Obama takes on coal with first-ever carbon limits
September 20, 2013 8:12AM
EPA administrator Gina McCarthy testifies before the House Subcommittee on Energy and Power on Capitol Hill in Washington. | Cliff Owen~AP
Updated: September 20, 2013 10:00AM
WASHINGTON (AP) — The Obama administration is pressing ahead with tough requirements for new coal-fired power plants, moving to impose for the first time strict limits on the pollution blamed for global warming.

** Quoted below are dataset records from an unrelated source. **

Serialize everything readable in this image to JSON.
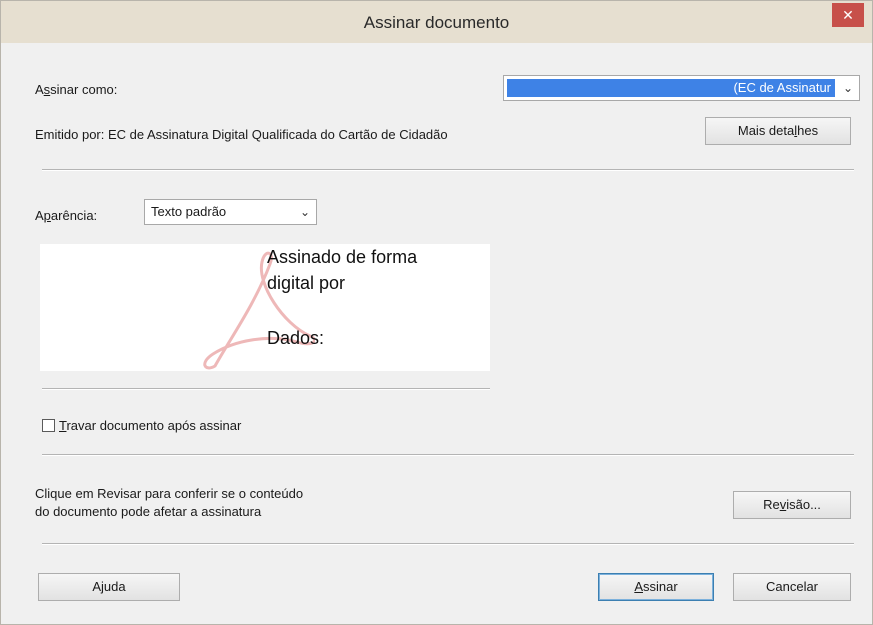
{
  "window": {
    "title": "Assinar documento",
    "close_glyph": "✕"
  },
  "sign_as": {
    "label_pre": "A",
    "label_accel": "s",
    "label_post": "sinar como:",
    "selected_value": "(EC de Assinatur",
    "arrow_glyph": "⌄"
  },
  "issued_by": {
    "text": "Emitido por: EC de Assinatura Digital Qualificada do Cartão de Cidadão"
  },
  "details_button": {
    "label_pre": "Mais deta",
    "label_accel": "l",
    "label_post": "hes"
  },
  "appearance": {
    "label_pre": "A",
    "label_accel": "p",
    "label_post": "arência:",
    "selected_value": "Texto padrão",
    "arrow_glyph": "⌄"
  },
  "preview": {
    "line1": "Assinado de forma",
    "line2": "digital por",
    "line3": "Dados:"
  },
  "lock_document": {
    "label_accel": "T",
    "label_post": "ravar documento após assinar",
    "checked": false
  },
  "review": {
    "line1": "Clique em Revisar para conferir se o conteúdo",
    "line2": "do documento pode afetar a assinatura",
    "button_pre": "Re",
    "button_accel": "v",
    "button_post": "isão..."
  },
  "footer": {
    "help_label": "Ajuda",
    "sign_pre": "",
    "sign_accel": "A",
    "sign_post": "ssinar",
    "cancel_label": "Cancelar"
  },
  "colors": {
    "titlebar": "#e6dfd0",
    "close_button": "#c7504a",
    "selection": "#3e82e6",
    "dialog_bg": "#f0f0f0",
    "adobe_logo": "#e8a0a0"
  }
}
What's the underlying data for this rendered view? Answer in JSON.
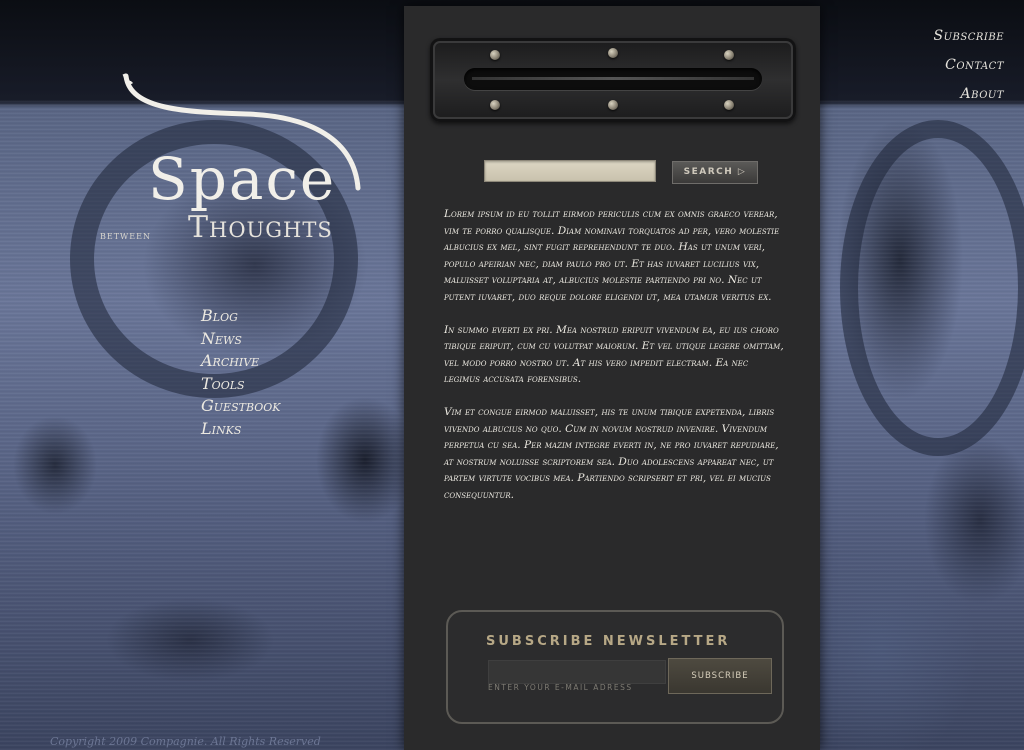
{
  "topnav": {
    "items": [
      {
        "label": "Subscribe"
      },
      {
        "label": "Contact"
      },
      {
        "label": "About"
      }
    ]
  },
  "logo": {
    "main": "Space",
    "between": "between",
    "sub": "Thoughts"
  },
  "leftnav": {
    "items": [
      {
        "label": "Blog"
      },
      {
        "label": "News"
      },
      {
        "label": "Archive"
      },
      {
        "label": "Tools"
      },
      {
        "label": "Guestbook"
      },
      {
        "label": "Links"
      }
    ]
  },
  "search": {
    "value": "",
    "button_label": "SEARCH ▷"
  },
  "content": {
    "paragraphs": [
      "Lorem ipsum id eu tollit eirmod periculis cum ex omnis graeco verear, vim te porro qualisque. Diam nominavi torquatos ad per, vero molestie albucius ex mel, sint fugit reprehendunt te duo. Has ut unum veri, populo apeirian nec, diam paulo pro ut. Et has iuvaret lucilius vix, maluisset voluptaria at, albucius molestie partiendo pri no. Nec ut putent iuvaret, duo reque dolore eligendi ut, mea utamur veritus ex.",
      "In summo everti ex pri. Mea nostrud eripuit vivendum ea, eu ius choro tibique eripuit, cum cu volutpat maiorum. Et vel utique legere omittam, vel modo porro nostro ut. At his vero impedit electram. Ea nec legimus accusata forensibus.",
      "Vim et congue eirmod maluisset, his te unum tibique expetenda, libris vivendo albucius no quo. Cum in novum nostrud invenire. Vivendum perpetua cu sea. Per mazim integre everti in, ne pro iuvaret repudiare, at nostrum noluisse scriptorem sea. Duo adolescens appareat nec, ut partem virtute vocibus mea. Partiendo scripserit et pri, vel ei mucius consequuntur."
    ]
  },
  "newsletter": {
    "title": "SUBSCRIBE NEWSLETTER",
    "input_value": "",
    "hint": "ENTER YOUR E-MAIL ADRESS",
    "button_label": "SUBSCRIBE"
  },
  "footer": {
    "text": "Copyright 2009 Compagnie. All Rights Reserved"
  }
}
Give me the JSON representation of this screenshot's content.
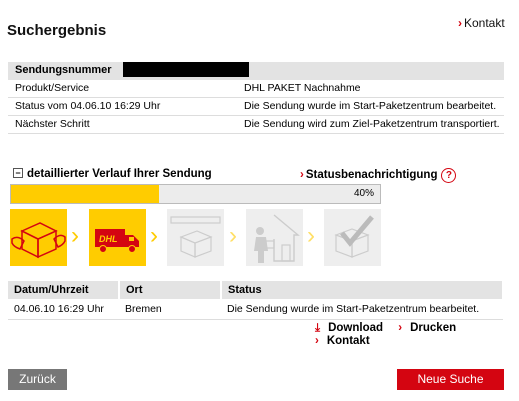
{
  "header": {
    "title": "Suchergebnis",
    "kontakt_label": "Kontakt"
  },
  "shipment": {
    "number_label": "Sendungsnummer",
    "rows": [
      {
        "key": "Produkt/Service",
        "value": "DHL PAKET Nachnahme"
      },
      {
        "key": "Status vom 04.06.10 16:29 Uhr",
        "value": "Die Sendung wurde im Start-Paketzentrum bearbeitet."
      },
      {
        "key": "Nächster Schritt",
        "value": "Die Sendung wird zum Ziel-Paketzentrum transportiert."
      }
    ]
  },
  "tracking": {
    "toggle_label": "detaillierter Verlauf Ihrer Sendung",
    "toggle_symbol": "−",
    "notification_label": "Statusbenachrichtigung",
    "help_symbol": "?",
    "progress_percent": 40,
    "progress_text": "40%",
    "steps": [
      {
        "icon": "package-handover-icon",
        "active": true
      },
      {
        "icon": "dhl-truck-icon",
        "active": true
      },
      {
        "icon": "package-center-icon",
        "active": false
      },
      {
        "icon": "delivery-house-icon",
        "active": false
      },
      {
        "icon": "delivered-check-icon",
        "active": false
      }
    ]
  },
  "history": {
    "columns": [
      "Datum/Uhrzeit",
      "Ort",
      "Status"
    ],
    "rows": [
      {
        "date": "04.06.10 16:29 Uhr",
        "place": "Bremen",
        "status": "Die Sendung wurde im Start-Paketzentrum bearbeitet."
      }
    ]
  },
  "actions": {
    "download": "Download",
    "print": "Drucken",
    "contact": "Kontakt"
  },
  "buttons": {
    "back": "Zurück",
    "new_search": "Neue Suche"
  },
  "colors": {
    "accent": "#d40511",
    "yellow": "#ffcc00"
  }
}
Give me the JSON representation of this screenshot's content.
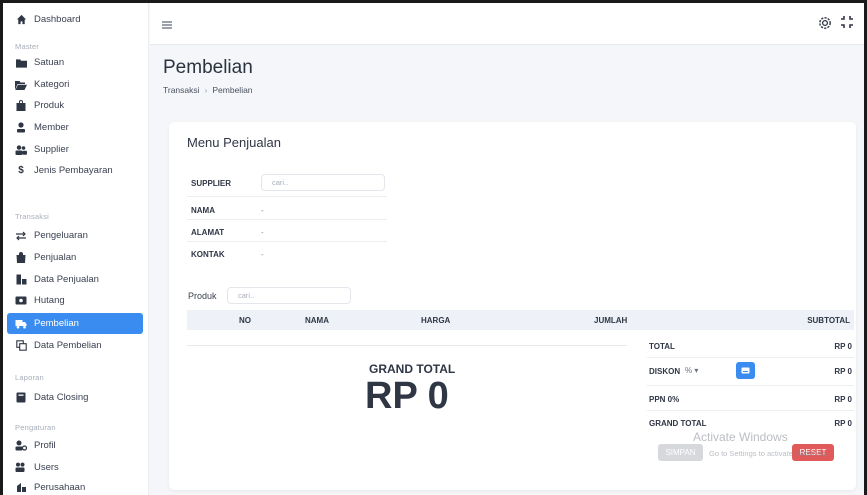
{
  "sidebar": {
    "dashboard": "Dashboard",
    "section_master": "Master",
    "satuan": "Satuan",
    "kategori": "Kategori",
    "produk": "Produk",
    "member": "Member",
    "supplier": "Supplier",
    "jenis_pembayaran": "Jenis Pembayaran",
    "section_transaksi": "Transaksi",
    "pengeluaran": "Pengeluaran",
    "penjualan": "Penjualan",
    "data_penjualan": "Data Penjualan",
    "hutang": "Hutang",
    "pembelian": "Pembelian",
    "data_pembelian": "Data Pembelian",
    "section_laporan": "Laporan",
    "data_closing": "Data Closing",
    "section_pengaturan": "Pengaturan",
    "profil": "Profil",
    "users": "Users",
    "perusahaan": "Perusahaan",
    "active_color": "#3b8cf0"
  },
  "page": {
    "title": "Pembelian",
    "breadcrumb": [
      "Transaksi",
      "Pembelian"
    ]
  },
  "form": {
    "card_title": "Menu Penjualan",
    "supplier_label": "SUPPLIER",
    "supplier_placeholder": "cari..",
    "nama_label": "NAMA",
    "nama_value": "-",
    "alamat_label": "ALAMAT",
    "alamat_value": "-",
    "kontak_label": "KONTAK",
    "kontak_value": "-",
    "produk_label": "Produk",
    "produk_placeholder": "cari.."
  },
  "table": {
    "columns": [
      "NO",
      "NAMA",
      "HARGA",
      "JUMLAH",
      "SUBTOTAL"
    ]
  },
  "grand_total": {
    "label": "GRAND TOTAL",
    "value": "RP 0"
  },
  "summary": {
    "total_label": "TOTAL",
    "total_value": "RP 0",
    "diskon_label": "DISKON",
    "diskon_unit": "% ▾",
    "diskon_value": "RP 0",
    "ppn_label": "PPN 0%",
    "ppn_value": "RP 0",
    "grand_label": "GRAND TOTAL",
    "grand_value": "RP 0",
    "simpan": "SIMPAN",
    "reset": "RESET"
  },
  "watermark": {
    "title": "Activate Windows",
    "subtitle": "Go to Settings to activate Windows."
  }
}
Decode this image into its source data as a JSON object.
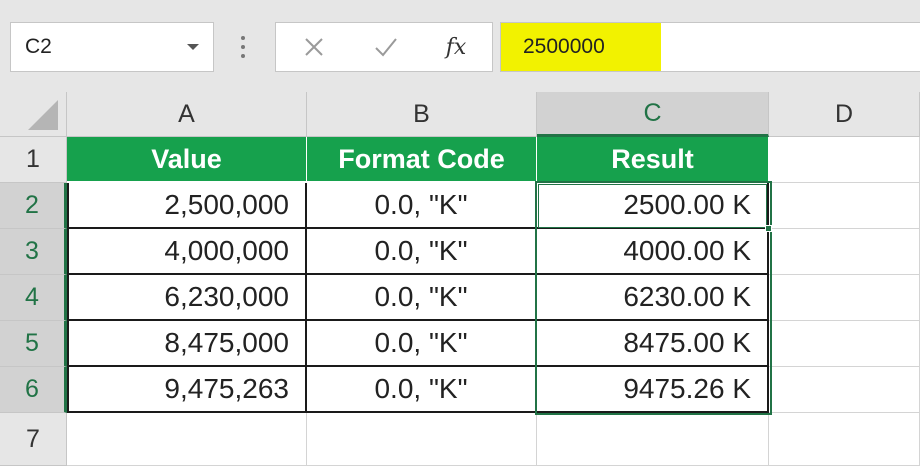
{
  "name_box": {
    "value": "C2"
  },
  "formula_bar": {
    "value": "2500000",
    "highlight_color": "#f2f200"
  },
  "icons": {
    "cancel": "x-icon",
    "enter": "checkmark-icon",
    "insert_function": "fx-icon"
  },
  "insert_function_label": "fx",
  "columns": [
    "A",
    "B",
    "C",
    "D"
  ],
  "rows": [
    "1",
    "2",
    "3",
    "4",
    "5",
    "6",
    "7"
  ],
  "table": {
    "header_color": "#16a14d",
    "headers": [
      "Value",
      "Format Code",
      "Result"
    ],
    "data": [
      [
        "2,500,000",
        "0.0, \"K\"",
        "2500.00 K"
      ],
      [
        "4,000,000",
        "0.0, \"K\"",
        "4000.00 K"
      ],
      [
        "6,230,000",
        "0.0, \"K\"",
        "6230.00 K"
      ],
      [
        "8,475,000",
        "0.0, \"K\"",
        "8475.00 K"
      ],
      [
        "9,475,263",
        "0.0, \"K\"",
        "9475.26 K"
      ]
    ]
  },
  "selection": {
    "active_cell": "C2",
    "range": "C2:C6",
    "accent_color": "#217346"
  }
}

The proposal would help reshape where Americans get electricity, away from coal and toward cleaner sources of energy. It’s a key step in President Barack Obama’s plans to address climate change.
The proposed rule eventually would force the government to limit emissions from existing power plants, which account for a third of all U.S. greenhouse gas emissions. Obama has given the Environmental Protection Agency until next summer to propose those regulations.
The EPA provided The Associated Press with details of the proposal prior to the official announcement, which was expected Friday morning.
That’s because to meet the standard, new coal-fired power plants would need to install expensive technology to capture carbon dioxide and bury it underground. No coal-fired power plant has done that yet, in large part because of the cost.
Coal, which is already struggling to compete with cheap natural gas, accounts for 40 percent of U.S. electricity, a share that was already shrinking. And natural gas would need no additional pollution controls to comply.
The EPA already has issued rules aimed at curbing global warming pollution from automobiles and the largest industrial sources.